Jember, ArahJatim.com – Puluhan Organisasi Masyarakat Sipil (OMS) di Kabupaten Jember menyuarakan harapan besar agar program-program yang mereka jalankan bisa berkesinambungan dengan dukungan dari pemerintah daerah. Harapan tersebut disampaikan dalam workshop bertajuk “Membangun Sistem Keberlanjutan Program Kemanusiaan Inklusif melalui Kerja Kolaboratif Mitra Pembangunan di Kabupaten Jember” yang digelar oleh Perkumpulan SuaR Indonesia di Aula Bakorwil V Jember, Jumat (26/7).
Kegiatan tersebut menghadirkan dua narasumber utama, yakni Pendiri SuaR Indonesia, Sanusi, serta Ketua Tim Pengarah Percepatan Pembangunan Daerah (TP3D) Kabupaten Jember, Gogot C. Baskoro.
Sanusi mengungkapkan bahwa keberlangsungan program kemanusiaan sering kali terhambat karena bergantung pada masa kontrak pendonor. Untuk itu, diperlukan sinergi dengan pemerintah daerah agar program yang sudah berjalan tidak berhenti di tengah jalan. “Kita ingin menyelaraskan program kita dengan arah kebijakan Pemkab Jember, sehingga bisa terus berlanjut dari tahun ke tahun,” tegasnya.

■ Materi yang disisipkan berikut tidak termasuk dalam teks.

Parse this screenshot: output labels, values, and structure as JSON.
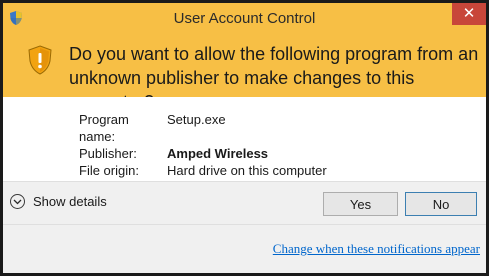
{
  "window": {
    "title": "User Account Control",
    "close_symbol": "✕",
    "icons": {
      "title_icon": "uac-shield-icon",
      "banner_icon": "warning-shield-icon",
      "close_icon": "close-icon",
      "details_icon": "chevron-down-icon"
    },
    "colors": {
      "banner": "#f7bf45",
      "close_button": "#c8463a",
      "link": "#0066cc"
    }
  },
  "banner": {
    "question": "Do you want to allow the following program from an unknown publisher to make changes to this computer?"
  },
  "details": {
    "rows": [
      {
        "label": "Program name:",
        "value": "Setup.exe"
      },
      {
        "label": "Publisher:",
        "value": "Amped Wireless"
      },
      {
        "label": "File origin:",
        "value": "Hard drive on this computer"
      }
    ]
  },
  "footer": {
    "show_details_label": "Show details",
    "yes_label": "Yes",
    "no_label": "No"
  },
  "link": {
    "change_notifications": "Change when these notifications appear"
  }
}
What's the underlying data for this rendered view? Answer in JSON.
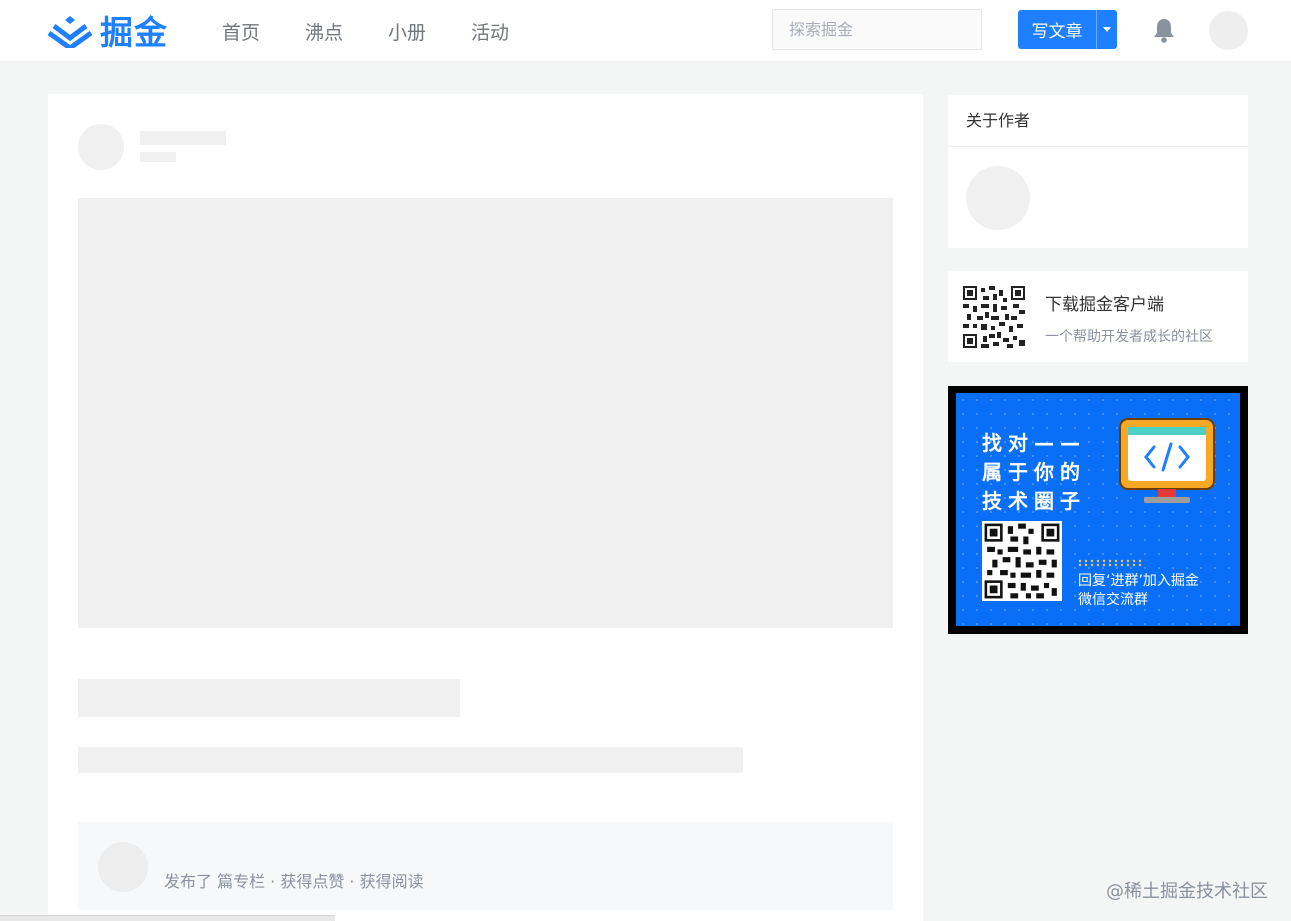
{
  "header": {
    "logo_text": "掘金",
    "nav": [
      "首页",
      "沸点",
      "小册",
      "活动"
    ],
    "search_placeholder": "探索掘金",
    "write_label": "写文章",
    "brand_color": "#1e80ff"
  },
  "article": {
    "author_stats": "发布了 篇专栏 · 获得点赞 · 获得阅读"
  },
  "sidebar": {
    "about_title": "关于作者",
    "download": {
      "title": "下载掘金客户端",
      "subtitle": "一个帮助开发者成长的社区"
    },
    "banner": {
      "lines": [
        "找对——",
        "属于你的",
        "技术圈子"
      ],
      "caption_lines": [
        "回复‘进群’加入掘金",
        "微信交流群"
      ],
      "background_color": "#0a6ff7"
    }
  },
  "watermark": "@稀土掘金技术社区"
}
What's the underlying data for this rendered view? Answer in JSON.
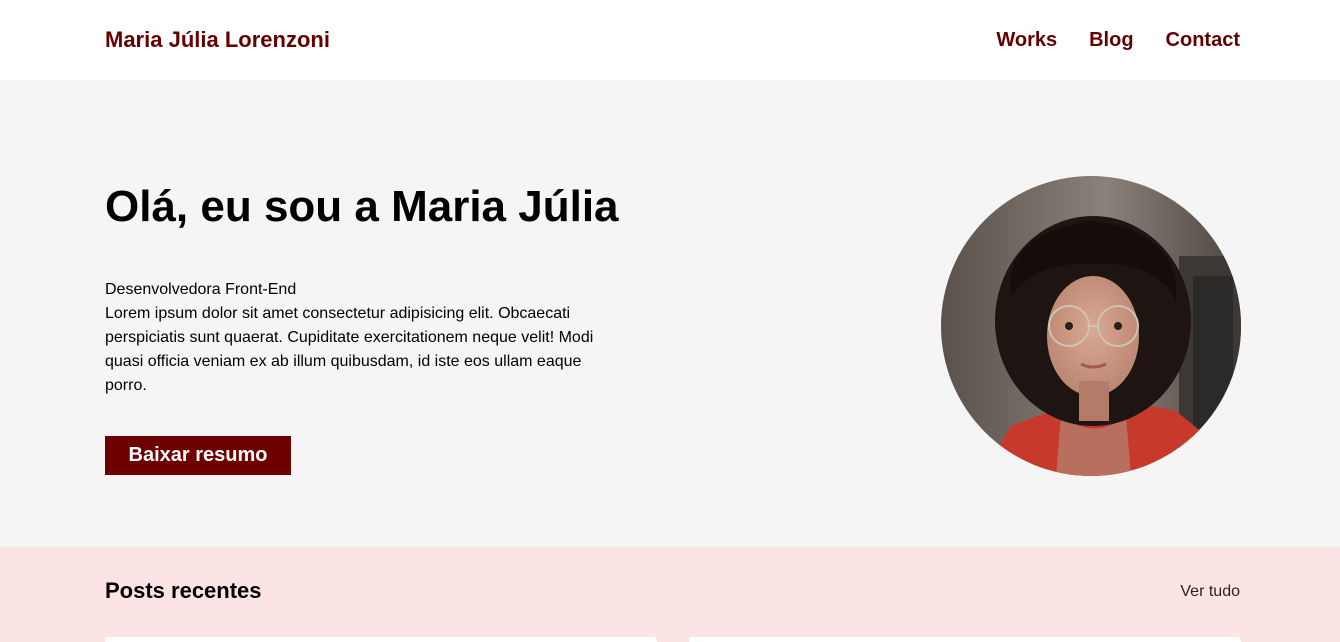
{
  "header": {
    "brand": "Maria Júlia Lorenzoni",
    "nav": [
      "Works",
      "Blog",
      "Contact"
    ]
  },
  "hero": {
    "title": "Olá, eu sou a Maria Júlia",
    "role": "Desenvolvedora Front-End",
    "description": "Lorem ipsum dolor sit amet consectetur adipisicing elit. Obcaecati perspiciatis sunt quaerat. Cupiditate exercitationem neque velit! Modi quasi officia veniam ex ab illum quibusdam, id iste eos ullam eaque porro.",
    "button_label": "Baixar resumo"
  },
  "posts": {
    "title": "Posts recentes",
    "see_all": "Ver tudo"
  },
  "colors": {
    "brand": "#640000",
    "button": "#6e0000",
    "hero_bg": "#f5f5f5",
    "posts_bg": "#fce4e4"
  },
  "icons": {
    "avatar": "profile-photo"
  }
}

Sanusi menjelaskan, sejak Mei 2022, SuaR Indonesia bersama Yayasan Gemilang Sehat Indonesia telah menjalankan program Pendidikan Kesehatan Reproduksi dan Seksualitas (PKRS) bagi siswa-siswi SMP dan MTs di Kecamatan Silo dan Ledokombo. Program ini menjangkau enam sekolah, terdiri dari tiga SMP negeri, satu SMP swasta, dan dua MTs yang berbasis pesantren.
“Program ini melibatkan banyak pihak, mulai dari guru pendamping setara, manajemen sekolah dan pesantren, puskesmas, muspika, hingga dinas terkait seperti DP3AKB, Kemenag, Dinas Kesehatan dan Dinas Pendidikan Jember. Media massa juga kami libatkan,” imbuh Sanusi.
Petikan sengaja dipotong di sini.